Свежий ветерок шевелил пустой рукав гимнастерки, ерошил кудрявые, тронутые сединой волосы. Внезапно Иван Иванович обернулся и пристально взглянул на прислонившуюся к стене девушку.

– С-слушаю в-вас, – слегка заикаясь, сказал он.

– Работу бы мне… – смущенно попросила Люба.

– Р-расскажи о с-себе, – предложил председатель.

Девушка напряглась в поисках нужных слов, потом, запинаясь, начала говорить:

– Училась… Закончила семь классов… Отец до войны тут был бухгалтером…

– А х-хочешь тоже стать б-бухгалтером?

– Да, – радостно кивнула Люба.

– Н-ну и п-прекрасно, – улыбнулся председатель. – Х-хоть одной сегодня угодил!

Когда Иван Иванович говорил, его узкое продолговатое лицо судорожно искажалось: сказывалось недавнее ранение в голову.

– Товарищ Жопкин, – обратился к председателю вошедший дед Степан.

Переминаясь на коротеньких ножках, он мял в руках грязную шапку и смущенно улыбался.

– Товарищ председатель, – повторил колхозник, – коней, едят их мухи с комарами, запряг.

– Вот т-тебе и р-работа на с-сегодня. Т-теперь м-можно и ехать…

– обращаясь к девушке, оживился председатель. – М-мне н-нужен п-помощник: я еще п-плохо п-пишу левой… И знаешь, – поделился он с

Любой своими наблюдениями, – почему д-дед мою фамилию исказил?

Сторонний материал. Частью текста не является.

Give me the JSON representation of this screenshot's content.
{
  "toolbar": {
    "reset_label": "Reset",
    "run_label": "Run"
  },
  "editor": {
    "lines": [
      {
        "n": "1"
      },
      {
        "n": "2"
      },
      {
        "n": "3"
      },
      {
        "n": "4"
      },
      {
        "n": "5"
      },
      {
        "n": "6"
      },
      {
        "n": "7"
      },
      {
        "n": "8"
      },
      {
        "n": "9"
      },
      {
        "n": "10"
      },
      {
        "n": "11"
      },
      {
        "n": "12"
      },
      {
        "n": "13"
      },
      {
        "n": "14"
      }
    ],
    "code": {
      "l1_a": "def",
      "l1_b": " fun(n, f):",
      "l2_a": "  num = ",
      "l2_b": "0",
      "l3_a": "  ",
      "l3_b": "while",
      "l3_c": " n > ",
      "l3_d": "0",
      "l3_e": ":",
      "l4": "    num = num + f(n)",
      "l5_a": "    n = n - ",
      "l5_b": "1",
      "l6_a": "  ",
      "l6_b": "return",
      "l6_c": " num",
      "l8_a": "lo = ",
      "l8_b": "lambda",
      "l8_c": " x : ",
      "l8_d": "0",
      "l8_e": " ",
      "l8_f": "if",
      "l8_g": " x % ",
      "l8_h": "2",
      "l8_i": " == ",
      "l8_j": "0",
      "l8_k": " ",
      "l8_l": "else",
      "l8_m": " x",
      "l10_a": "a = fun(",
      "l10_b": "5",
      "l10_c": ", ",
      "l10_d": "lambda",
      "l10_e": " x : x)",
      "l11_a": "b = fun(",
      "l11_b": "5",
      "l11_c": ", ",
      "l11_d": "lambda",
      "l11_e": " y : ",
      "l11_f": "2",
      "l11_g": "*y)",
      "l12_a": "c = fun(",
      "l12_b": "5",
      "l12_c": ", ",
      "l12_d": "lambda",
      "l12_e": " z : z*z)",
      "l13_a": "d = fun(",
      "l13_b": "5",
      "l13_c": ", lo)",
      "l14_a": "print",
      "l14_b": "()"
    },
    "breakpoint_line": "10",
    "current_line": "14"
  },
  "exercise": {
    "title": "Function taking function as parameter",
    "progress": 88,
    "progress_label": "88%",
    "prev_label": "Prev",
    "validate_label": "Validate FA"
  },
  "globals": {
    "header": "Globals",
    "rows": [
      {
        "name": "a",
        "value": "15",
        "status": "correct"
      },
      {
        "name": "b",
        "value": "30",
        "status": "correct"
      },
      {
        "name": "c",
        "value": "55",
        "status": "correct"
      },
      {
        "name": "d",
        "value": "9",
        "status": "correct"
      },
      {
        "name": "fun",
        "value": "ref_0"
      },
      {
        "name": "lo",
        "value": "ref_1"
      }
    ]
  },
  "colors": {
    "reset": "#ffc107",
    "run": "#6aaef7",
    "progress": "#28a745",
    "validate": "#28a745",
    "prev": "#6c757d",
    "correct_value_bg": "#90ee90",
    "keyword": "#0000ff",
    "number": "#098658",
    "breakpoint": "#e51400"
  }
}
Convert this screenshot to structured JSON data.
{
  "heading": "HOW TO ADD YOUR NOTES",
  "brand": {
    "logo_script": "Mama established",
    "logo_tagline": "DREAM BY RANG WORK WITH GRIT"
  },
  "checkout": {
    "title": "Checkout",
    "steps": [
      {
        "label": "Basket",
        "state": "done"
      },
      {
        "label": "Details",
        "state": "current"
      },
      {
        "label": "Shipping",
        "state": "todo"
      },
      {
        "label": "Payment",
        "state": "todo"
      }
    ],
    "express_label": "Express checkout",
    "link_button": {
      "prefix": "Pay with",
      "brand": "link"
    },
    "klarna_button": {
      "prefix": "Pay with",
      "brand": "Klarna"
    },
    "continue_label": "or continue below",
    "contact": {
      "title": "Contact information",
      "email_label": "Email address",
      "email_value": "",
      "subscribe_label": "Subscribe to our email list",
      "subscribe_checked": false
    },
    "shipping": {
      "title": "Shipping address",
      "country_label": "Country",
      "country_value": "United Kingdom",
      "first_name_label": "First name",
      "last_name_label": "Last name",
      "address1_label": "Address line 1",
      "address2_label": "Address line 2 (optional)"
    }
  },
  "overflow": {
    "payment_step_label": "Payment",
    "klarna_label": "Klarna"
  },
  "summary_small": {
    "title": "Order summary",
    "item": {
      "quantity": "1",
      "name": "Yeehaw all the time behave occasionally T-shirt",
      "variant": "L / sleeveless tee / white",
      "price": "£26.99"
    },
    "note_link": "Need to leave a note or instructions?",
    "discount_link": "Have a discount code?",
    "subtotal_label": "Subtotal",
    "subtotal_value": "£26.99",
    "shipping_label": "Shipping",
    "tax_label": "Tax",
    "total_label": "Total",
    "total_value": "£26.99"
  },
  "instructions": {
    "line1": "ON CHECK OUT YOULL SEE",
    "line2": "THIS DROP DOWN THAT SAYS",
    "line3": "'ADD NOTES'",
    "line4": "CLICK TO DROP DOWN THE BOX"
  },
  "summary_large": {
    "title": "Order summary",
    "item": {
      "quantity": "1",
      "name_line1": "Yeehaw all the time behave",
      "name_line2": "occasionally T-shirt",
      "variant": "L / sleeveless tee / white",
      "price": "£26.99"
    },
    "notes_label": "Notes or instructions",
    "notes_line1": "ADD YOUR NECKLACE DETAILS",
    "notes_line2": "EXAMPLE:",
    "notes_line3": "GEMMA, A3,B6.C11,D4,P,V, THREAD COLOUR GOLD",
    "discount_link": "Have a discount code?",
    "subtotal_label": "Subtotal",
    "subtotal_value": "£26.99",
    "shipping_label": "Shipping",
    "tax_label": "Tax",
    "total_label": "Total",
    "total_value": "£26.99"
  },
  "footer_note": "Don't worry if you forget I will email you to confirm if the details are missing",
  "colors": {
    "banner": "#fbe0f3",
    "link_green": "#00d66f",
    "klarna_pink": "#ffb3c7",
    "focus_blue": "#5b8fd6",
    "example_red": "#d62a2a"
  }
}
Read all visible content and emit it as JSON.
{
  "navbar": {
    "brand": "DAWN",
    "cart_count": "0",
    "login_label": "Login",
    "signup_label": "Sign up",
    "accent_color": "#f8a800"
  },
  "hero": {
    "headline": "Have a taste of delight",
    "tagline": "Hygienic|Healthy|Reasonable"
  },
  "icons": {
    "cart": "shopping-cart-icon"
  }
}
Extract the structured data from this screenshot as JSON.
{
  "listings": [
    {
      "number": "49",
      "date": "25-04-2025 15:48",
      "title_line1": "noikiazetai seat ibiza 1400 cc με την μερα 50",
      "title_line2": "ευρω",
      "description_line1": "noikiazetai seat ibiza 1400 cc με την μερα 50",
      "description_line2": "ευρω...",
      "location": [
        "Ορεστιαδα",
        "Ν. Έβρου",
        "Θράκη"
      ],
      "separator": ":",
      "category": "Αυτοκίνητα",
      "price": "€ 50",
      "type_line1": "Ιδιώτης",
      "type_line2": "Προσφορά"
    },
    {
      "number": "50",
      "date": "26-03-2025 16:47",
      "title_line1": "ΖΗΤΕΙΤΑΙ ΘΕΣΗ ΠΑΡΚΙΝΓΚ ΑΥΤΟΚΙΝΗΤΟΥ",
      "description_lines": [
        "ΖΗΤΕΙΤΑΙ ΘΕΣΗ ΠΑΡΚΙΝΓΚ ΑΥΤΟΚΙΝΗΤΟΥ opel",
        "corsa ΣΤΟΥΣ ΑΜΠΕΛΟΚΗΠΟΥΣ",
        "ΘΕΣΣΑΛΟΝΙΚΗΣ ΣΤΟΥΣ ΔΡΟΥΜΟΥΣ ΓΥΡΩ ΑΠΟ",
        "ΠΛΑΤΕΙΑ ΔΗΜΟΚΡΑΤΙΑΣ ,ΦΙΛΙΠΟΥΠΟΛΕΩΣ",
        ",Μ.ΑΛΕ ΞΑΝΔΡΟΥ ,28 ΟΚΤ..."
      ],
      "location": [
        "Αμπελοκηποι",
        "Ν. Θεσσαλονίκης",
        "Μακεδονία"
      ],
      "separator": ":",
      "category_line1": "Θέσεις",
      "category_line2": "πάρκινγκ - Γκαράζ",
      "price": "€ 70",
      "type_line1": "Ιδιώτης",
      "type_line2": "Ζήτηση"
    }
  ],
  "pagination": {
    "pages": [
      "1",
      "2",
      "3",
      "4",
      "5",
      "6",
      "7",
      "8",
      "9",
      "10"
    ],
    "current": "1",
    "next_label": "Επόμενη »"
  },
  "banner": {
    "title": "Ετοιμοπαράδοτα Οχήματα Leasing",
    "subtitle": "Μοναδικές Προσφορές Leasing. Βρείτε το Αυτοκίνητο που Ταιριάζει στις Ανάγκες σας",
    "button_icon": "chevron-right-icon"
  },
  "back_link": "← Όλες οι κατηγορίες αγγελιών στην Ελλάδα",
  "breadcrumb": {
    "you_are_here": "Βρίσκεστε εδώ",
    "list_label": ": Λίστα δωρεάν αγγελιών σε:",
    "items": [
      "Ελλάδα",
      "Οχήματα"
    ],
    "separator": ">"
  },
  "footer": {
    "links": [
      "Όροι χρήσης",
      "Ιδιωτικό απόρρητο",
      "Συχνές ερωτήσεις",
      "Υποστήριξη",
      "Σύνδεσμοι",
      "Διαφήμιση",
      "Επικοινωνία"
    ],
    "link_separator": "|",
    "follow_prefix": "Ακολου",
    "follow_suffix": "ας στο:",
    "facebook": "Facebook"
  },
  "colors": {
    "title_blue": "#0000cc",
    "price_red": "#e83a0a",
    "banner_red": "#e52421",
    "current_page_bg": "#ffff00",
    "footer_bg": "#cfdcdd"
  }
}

Угодить х-хотел, чтоб н-нежнее было… И сколько их на Руси г-глупых ф-фамилий, унижающих ч-человека? Г-Гнилозубовы, С-Собакины,

К-Кобыляцкие… И х-хотя не ф-фамилией, а д-делами славен ч-человек, но все же н-нелепое звучание п-порой смущает, а п-порой смешит л-людей.

Не спеша выехали за станицу. Иван Иванович сошел с линейки: перед ним до самого горизонта лежало поле. Давно не паханное, оно почти сплошь было покрыто высохшим бурьяном, и только побеги молодой травы да позеленевший камыш веселили глаза.

Председатель наклонился и поднял комок земли.

Когда он летал на истребителе, с высоты она казалась ему другой.

Словно какой-то художник набросал на огромном полотне ровные квадраты полей, провел голубые реки, нарисовал моря и горы, города и села. Теперь он впервые так близко рассматривал землю. Маленький комочек земли ласкает ладонь. Маленький, но силы в нем скрыты огромные: он может дать жизнь зерну, накормить людей.